Eukaryotic stress granules: the ins and outs of translation

Abstract

The stress response in eukaryotic cells often inhibits translation initiation and leads to the formation of cytoplasmic RNA-protein complexes referred to as stress granules. Stress granules contain nontranslating mRNAs, translation initiation components, and many additional proteins affecting mRNA function. Stress granules have been proposed to affect mRNA translation and stability and have been linked to apoptosis and nuclear processes. Stress granules also interact with P-bodies, another cytoplasmic RNP granule containing nontranslating mRNA, translation repressors, and some mRNA degradation machinery. Together, stress granules and P-bodies reveal a dynamic cycle of distinct biochemical and compartmentalized mRNPs in the cytosol, with implications for the control of mRNA function.

Figure 1. A continuum of mRNP granules

Select examples of mRNP granules with compositional similarities to both stress granules and P-bodies: C.elegans blastomere germ granules, Gallo et al, 2008; C.elegans arrested ovulation oocyte foci, Jud et al, 2008; Drosophila neuronal transport granules, Barbee et al, 2006; Dendritic P-body, Cougot et al, 2008. Components observed solely in stress granules are highlighted in red, those solely in P-bodies in green, and those seen in both foci are highlighted in yellow. Lists are not necessarily exhaustive, and with specific experimental manipulation, some P-body/stress granule ‘distinct’ components have been observed in both structures.
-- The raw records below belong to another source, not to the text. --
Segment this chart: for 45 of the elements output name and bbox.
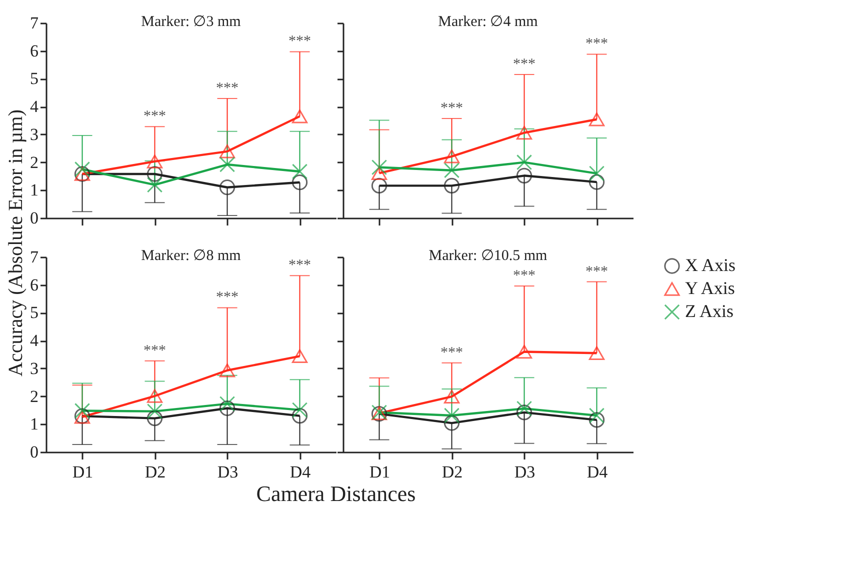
legend-label: Z Axis [685,301,734,321]
chart-title: Marker: ∅8 mm [141,248,242,264]
x-tick-label: D3 [514,462,536,482]
legend-label: Y Axis [685,278,735,298]
y-tick-label: 2 [30,152,38,172]
annotation: *** [144,342,166,359]
y-tick-label: 3 [30,358,38,378]
x-tick-label: D1 [369,462,390,482]
annotation: *** [513,56,536,73]
chart-title: Marker: ∅3 mm [141,14,242,30]
y-tick-label: 4 [30,97,39,116]
legend-label: X Axis [685,255,736,275]
x-tick-label: D1 [72,462,94,482]
annotation: *** [586,264,608,280]
annotation: *** [440,100,463,117]
y-tick-label: 7 [30,248,39,266]
annotation: *** [288,34,311,50]
x-tick-label: D4 [586,462,608,482]
x-axis-title: Camera Distances [256,481,416,506]
annotation: *** [513,268,536,284]
annotation: *** [144,108,166,125]
x-tick-label: D3 [217,462,238,482]
y-tick-label: 6 [30,41,38,60]
annotation: *** [586,36,608,52]
annotation: *** [288,258,311,274]
y-tick-label: 2 [30,386,38,406]
y-tick-label: 7 [30,14,39,32]
y-tick-label: 6 [30,275,38,294]
chart-title: Marker: ∅4 mm [438,14,538,30]
x-tick-label: D4 [290,462,312,482]
y-tick-label: 3 [30,124,38,144]
x-tick-label: D2 [144,462,166,482]
annotation: *** [216,80,238,96]
x-tick-label: D2 [442,462,463,482]
y-tick-label: 5 [30,69,38,88]
annotation: *** [440,344,463,361]
y-tick-label: 0 [30,442,38,462]
y-tick-label: 1 [30,180,38,200]
chart-title: Marker: ∅10.5 mm [428,248,548,264]
y-axis-title: Accuracy (Absolute Error in µm) [5,110,27,376]
annotation: *** [216,290,238,306]
y-tick-label: 4 [30,331,39,350]
y-tick-label: 1 [30,414,38,434]
y-tick-label: 0 [30,208,38,228]
y-tick-label: 5 [30,303,38,322]
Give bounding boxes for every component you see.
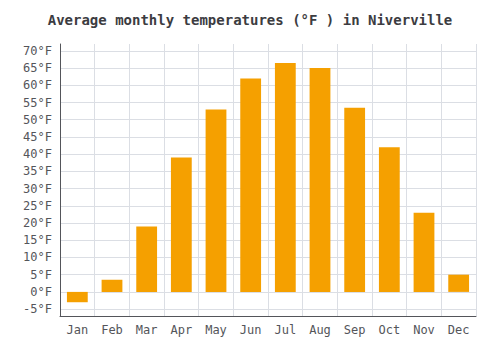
svg-text:60°F: 60°F xyxy=(23,78,52,92)
svg-text:10°F: 10°F xyxy=(23,250,52,264)
svg-text:Apr: Apr xyxy=(170,323,192,337)
svg-text:Jul: Jul xyxy=(274,323,296,337)
svg-text:15°F: 15°F xyxy=(23,233,52,247)
svg-text:30°F: 30°F xyxy=(23,182,52,196)
svg-text:Sep: Sep xyxy=(344,323,366,337)
svg-text:Dec: Dec xyxy=(448,323,470,337)
svg-text:20°F: 20°F xyxy=(23,216,52,230)
svg-text:Average monthly temperatures (: Average monthly temperatures (°F ) in Ni… xyxy=(48,12,453,28)
svg-text:May: May xyxy=(205,323,227,337)
svg-text:Jan: Jan xyxy=(66,323,88,337)
svg-text:55°F: 55°F xyxy=(23,96,52,110)
svg-text:-5°F: -5°F xyxy=(23,302,52,316)
svg-text:Oct: Oct xyxy=(378,323,400,337)
svg-text:25°F: 25°F xyxy=(23,199,52,213)
svg-text:65°F: 65°F xyxy=(23,61,52,75)
svg-text:Jun: Jun xyxy=(240,323,262,337)
svg-text:0°F: 0°F xyxy=(30,285,52,299)
svg-text:Nov: Nov xyxy=(413,323,435,337)
svg-text:35°F: 35°F xyxy=(23,164,52,178)
svg-text:50°F: 50°F xyxy=(23,113,52,127)
svg-text:Aug: Aug xyxy=(309,323,331,337)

Figure 2. Model integrating Stress Granules, and P-bodies, into an mRNP cycle

A speculative model for mRNP transitions, particularly during stress. Dashed arrows indicate possible destination of exported nascent transcripts. Wavy purple lines represent microtubules, and their possible contribution of dynein/kinesin-mediated motorized transport to granule aggregation, and/or movement of mRNPs between different mRNP states.